Studdert
FRANKFORT, Ky. (Legal Newsline) - A major nursing home company announced recently that it would cease operations in Kentucky, citing frivolous lawsuits as the reason it was leaving the state.
Trial lawyers responded by saying a quality facility would not be sued. A 2011 study published in the New England Journal of Medicine disputes this.
Extendicare announced that it was leasing its facilities, according to a May 29 report in the Lexington Herald-Leader. The new operator, pending state approval, would be a long-term facility company located in Texas.
A company official cited "the combination of a worsening litigation environment and the lack of any likelihood of tort reform in the state of Kentucky" as motivating the departure.
Legislation creating a medical panel to review lawsuits against nursing homes was rejected. A May 14 letter by the company's vice president was posted to the blog of Kentucky personal injury firm Hughes and Coleman. The letter said, "in recent years, the state of Kentucky has been a battleground for plaintiff attorneys who focus their litigation toward centers owned by the largest for-profit companies."
The article quoted Kentucky Association of Health Care Facilities president Ruby Jo Lubarski as saying, "It's always a concern when you have a fertile ground for lawsuits. And we certainly have a fertile ground for lawsuits here in Kentucky. So I think any business would be very prudent to research that, to look at that, to weigh their options."
The same article also quoted Maresa Fawns of the Kentucky Justice Association, the professional organization of trial lawyers, as claiming that if nursing homes improved their quality then lawsuits would be reduced.
"(Nursing home facilities) can solve their own problems by improving the quality of care," Fawns said.
But is this true? Do lawsuits lead to improvement in nursing home quality?
A recent study published in the March 31, 2011, New England Journal of Medicine indicates that it does not. The study's authors - David M. Studdert, Matthew J. Spittal, Michelle M. Mello, James O'Malley and David G. Stevenson - studied, as the title indicated, the "Relationship between Quality of Care and Negligence Litigation in Nursing Homes."
They wrote, "Although previous studies have probed this relationship, an important question for clinicians and health care institutions remains unanswered: does the delivery of high-quality care reduce the risk of being sued...
Methodologic and data problems have frustrated attempts to answer this question empirically. These methodologic constraints are less problematic in the long-term care setting."

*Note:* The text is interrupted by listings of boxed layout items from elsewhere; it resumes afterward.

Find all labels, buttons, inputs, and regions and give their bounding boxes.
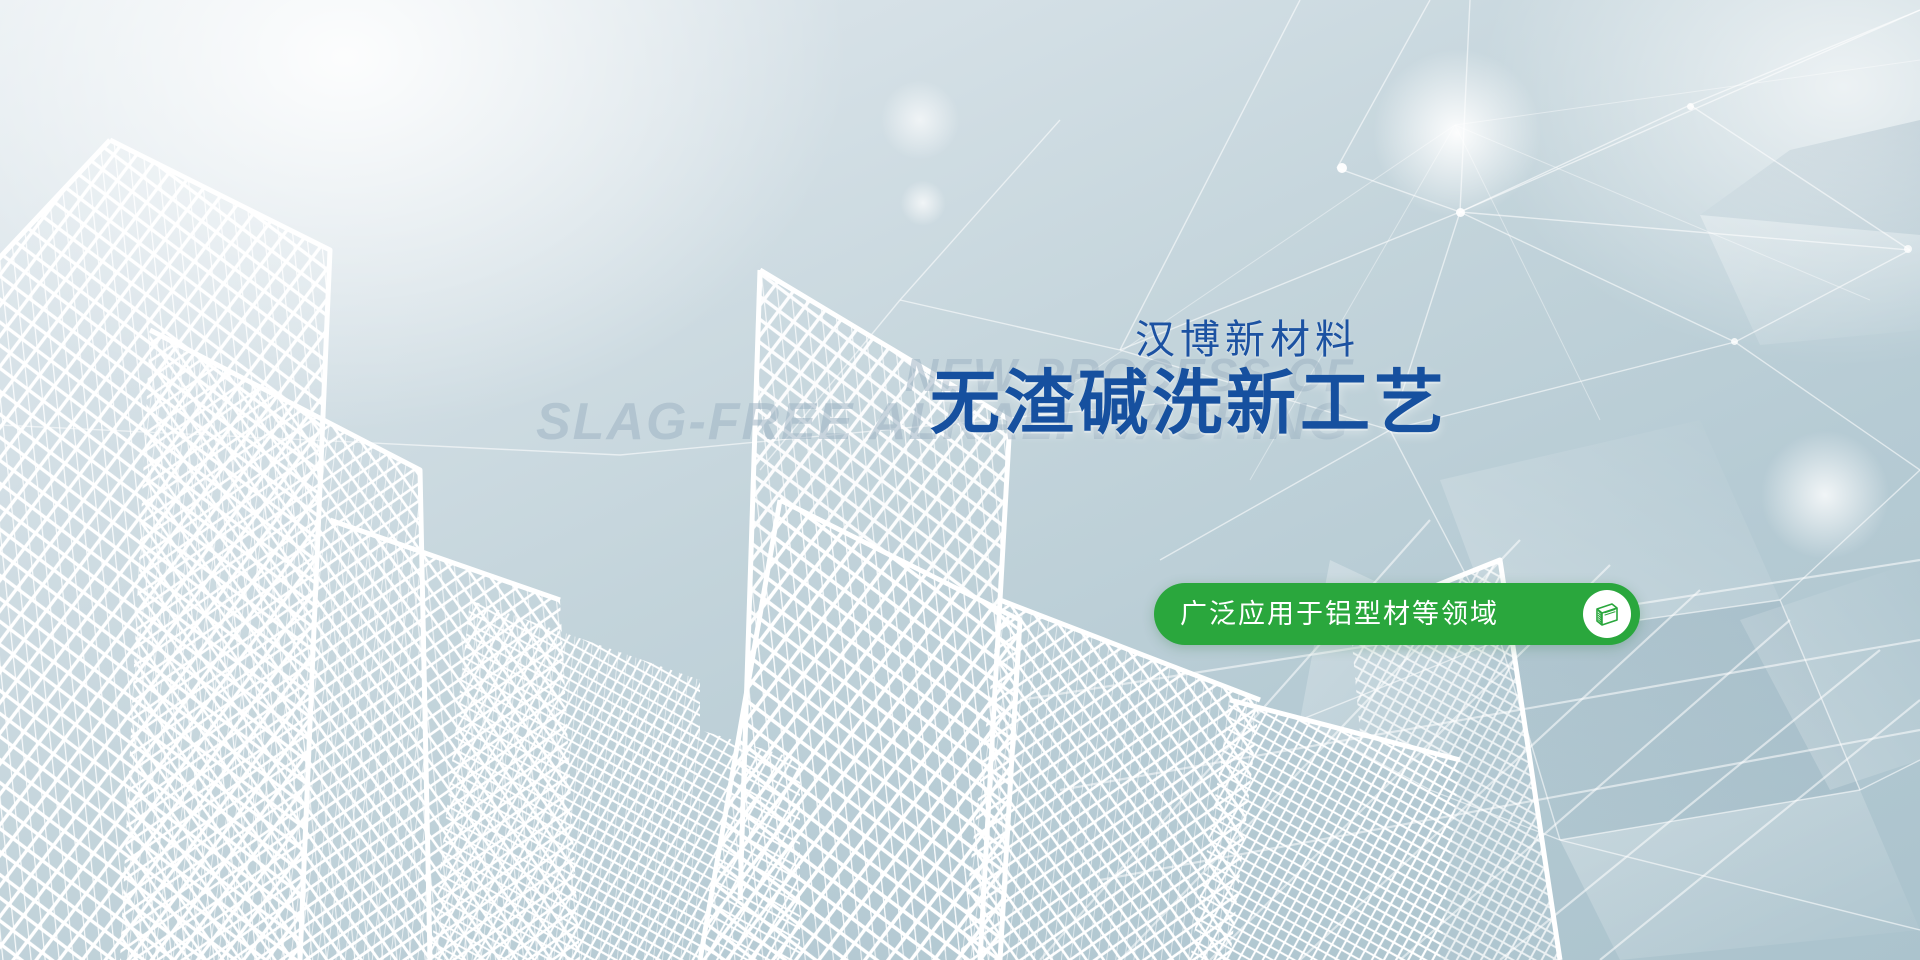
glow-node-secondary bbox=[1760, 430, 1890, 560]
glow-node-small-a bbox=[880, 80, 960, 160]
brand-name: 汉博新材料 bbox=[930, 320, 1360, 360]
network-node-dot bbox=[1687, 103, 1694, 110]
network-node-dot bbox=[1337, 163, 1347, 173]
glow-node-small-b bbox=[900, 180, 946, 226]
network-node-dot bbox=[1456, 208, 1465, 217]
page-title: 无渣碱洗新工艺 bbox=[930, 366, 1360, 440]
hero-banner: NEW PROCESS OF SLAG-FREE ALKALI WASHING … bbox=[0, 0, 1920, 960]
network-constellation-graphic bbox=[0, 0, 1920, 960]
network-node-dot bbox=[1731, 338, 1738, 345]
network-node-dot bbox=[1904, 245, 1912, 253]
glow-node-primary bbox=[1372, 48, 1542, 218]
application-badge-label: 广泛应用于铝型材等领域 bbox=[1180, 601, 1499, 628]
aluminium-profile-icon bbox=[1583, 590, 1631, 638]
headline-block: 汉博新材料 无渣碱洗新工艺 bbox=[930, 320, 1360, 440]
wireframe-city-graphic bbox=[0, 0, 1920, 960]
application-badge[interactable]: 广泛应用于铝型材等领域 bbox=[1154, 583, 1640, 645]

The researchers remarked that while litigation rates against nursing homes were historically low this during the middle-to-late 1990s, several regions of the country have experienced sharp spikes in nursing home litigation. They linked indicators of the quality of care to data on the incidence of negligence claims against them to compare the litigation experiences of high-performing and of low-performing facilities.
What they noted was the "social value of personal-injury litigation rests in large part on its capacity to discourage risky behavior. Tort theory suggests that litigation induces defendants to be more careful and warns others to take precautions. But to be effective, this deterrent function logically requires a degree of precision. If, as we found in the context of nursing homes, providers who deliver low-quality care face only marginally higher exposure to litigation than do providers who deliver high-quality care, deterrence may be disrupted at the outset."
The study showed "an inverse relationship between nursing home performance and litigation risk for half the 10 quality measures examined... (T)he levels of litigation were only fractionally lower for the best-performing nursing homes than for their worst-performing counterparts. The capacity of litigation to discriminate between nursing homes with excellent performance and those with poor performance did not improve when the analysis was restricted to environments with relatively low claim levels."
The authors observed, "To the best of our knowledge, the only previous attempts to measure the relationship between quality and litigation risk from this care-delivery perspective have been in the nursing home sector."
Johnson and his colleagues found significant associations between claims and both deficiencies and staffing levels in analyses of state and national samples, but an exploratory study of 49 jury verdicts in Florida detected no clear relationship.
The researchers went on to say that although the social value of personal-injury litigation is to discourage risky behavior, there needs to be a degree of precision. Since nursing home research indicates that those which deliver low-quality care are only marginally higher at risk to litigation than those which deliver high-quality care, "deterrence may be disrupted at the outset," the report says.
The researchers acknowledged that their study, like most others, has limitations. But, they assert that the results of "this study raise questions about the capacity of tort litigation to provide incentives for improving the quality and safety of nursing home care. It is far from clear that superior performance will be rewarded with substantially lower risks of being sued."
Another article in the March 2003 Health Affairs examined nursing home lawsuits. It described nursing home litigation as a "relatively recent phenomenon."
The author stated the "costs of nursing home litigation are substantial, both in the aggregate and per claim, especially in states where the litigation is most prevalent.
"These findings elevate concerns about quality of nursing home care and indicate that litigation diverts resources from resident care, which may fuel quality problems."